Rocard : un changement d’hommes est un gadget si on ne change pas de vision

 

En terme toujours un peu ésotérique Rocard dit que Hollande n’a pas compris grand-chose à la crise, qu’il a oublié de parler d’économie pendant 4 mois et qu’il a sous-estimé l’impact du chômage. Invité mercredi matin sur Europe 1, l’ancien Premier ministre Michel Rocard a appelé à un changement de vision au sein du gouvernement, sans forcément que cela implique un remaniement ministériel. « Un changement d’homme sans changement d’idées et de vision est un gadget », a-t-il mis en garde. [Il faut] un changement de vision d’abord, éventuellement appliqué par de nouveaux hommes.

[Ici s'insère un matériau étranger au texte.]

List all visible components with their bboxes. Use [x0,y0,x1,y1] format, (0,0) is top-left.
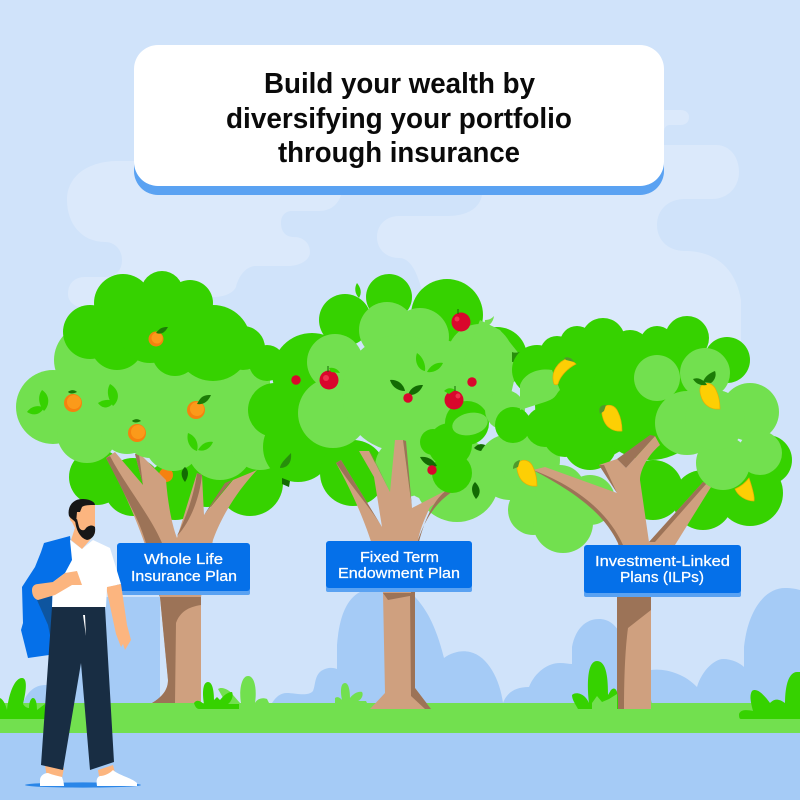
tree 1 trunk [106,452,257,703]
shirt [52,540,121,607]
bush: beside trunk 1 [194,676,269,709]
sign: ILPs [584,545,741,597]
bush: small light under tree 2 [335,683,370,709]
tree 2 inner dark clump [420,401,490,493]
tree 3 mangoes [513,357,754,501]
sign label: ILPs: Investment-Linked [595,553,730,570]
tree 3 left light foliage [477,390,615,553]
sign label: whole life: Whole Life [144,551,223,568]
title text: Build your wealth by [264,68,535,100]
tree 3 right light foliage [634,348,782,490]
tree 2 main light foliage [298,302,520,522]
sign label: fixed term: Endowment Plan [338,565,460,582]
tree 3 dark foliage [495,316,792,530]
bush: left of trunk 3 [572,661,653,709]
right arm [106,584,131,650]
jacket [21,536,73,658]
background hills [23,588,800,703]
ground strip [0,703,800,733]
trousers [41,607,114,770]
beard [75,519,95,540]
tree 1 light foliage [16,324,290,480]
sign label: whole life [131,551,237,585]
sign: whole life [117,543,250,595]
sign: fixed term [326,541,472,592]
shoes [40,770,137,786]
water path foreground [0,733,800,800]
tree 2 dark foliage [248,274,527,506]
tree 1 small orange behind canopy [159,468,173,482]
tree 2 leaves [280,350,528,499]
bush: far left [0,678,45,719]
hair [69,499,95,523]
title text: diversifying your portfolio [226,103,572,135]
sign label: whole life: Insurance Plan [131,568,237,585]
title text [226,68,572,169]
tree 3 trunk [533,435,711,709]
tree 2: endowment [248,274,528,709]
tree 3 inner light patch [520,370,560,410]
feet [45,765,116,782]
bush: far right [739,672,800,719]
background clouds [67,110,741,360]
left arm and fist [32,571,82,600]
neck and face [70,503,95,549]
tree 2 apples [291,309,477,475]
tree 3: ILP [477,316,792,709]
tree 1 leaves [27,384,213,451]
tree 2 trunk [336,440,452,709]
tree 1 oranges [64,327,211,482]
title card [134,45,664,195]
tree 1: whole life [16,271,290,703]
man with jacket [21,499,141,788]
sign label: ILPs [595,553,730,586]
sign label: fixed term [338,549,460,582]
shadow [25,782,141,788]
sign label: fixed term: Fixed Term [360,549,439,566]
title text: through insurance [278,137,520,169]
tree 1 lower dark foliage [69,447,283,520]
drawstring [83,615,86,636]
sign label: ILPs: Plans (ILPs) [620,569,704,586]
tree 1 upper dark foliage [63,271,285,381]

Mais si le changement de vision est ferme et précis, les mêmes peuvent l’appliquer, ils ne sont pas mauvais.  » « Je souhaite un changement de vision bien sûr », a-t-il poursuivi. « Il faut un discours explicatif, il faut que les Français comprennent ce qui se passe et ce qu’il leur arrive. Et surtout comprennent bien la part du monde entier – car la crise est mondiale -, la petite part de l’Europe dans ce monde entier et la propre de la France. Elles sont distinctes, elles appellent des remèdes différents. » Interrogé sur l’action de François Hollande, Michel Rocard a estimé que sa principale erreur a été « d’avoir passé quatre mois sans parler d’économie, sans adresser un seul discours à ceux qui travaillent et produisent en France, qu’ils soient salariés ou patrons. Pourquoi ? Parce qu’il était pris à contre-pied : la prévision [de croissance, ndlr] était fausse et il le découvrait. » Puis est arrivée l’annonce du crédit d’impôt pour la compétitivité (CICE). « Ce soulagement était urgent », estime Michel Rocard. Toutefois, pour l’ancien Premier ministre, l’impopularité de François Hollande n’est pas liée à sa personnalité mais à l’augmentation du taux de chômage. « La crise est plus grave que ce qu’on a dit, c’est ça le problème. » Mais le président de la République n’exerce pas un « pouvoir trop impulsif et trop personnalisé », puisqu’il prend ses décisions avec ses conseillers et son gouvernement, se félicite Michel Rocard, tout en reconnaissant un risque : « dès l’instant que le décideur est un collectif, il peut y avoir des désaccords dedans ».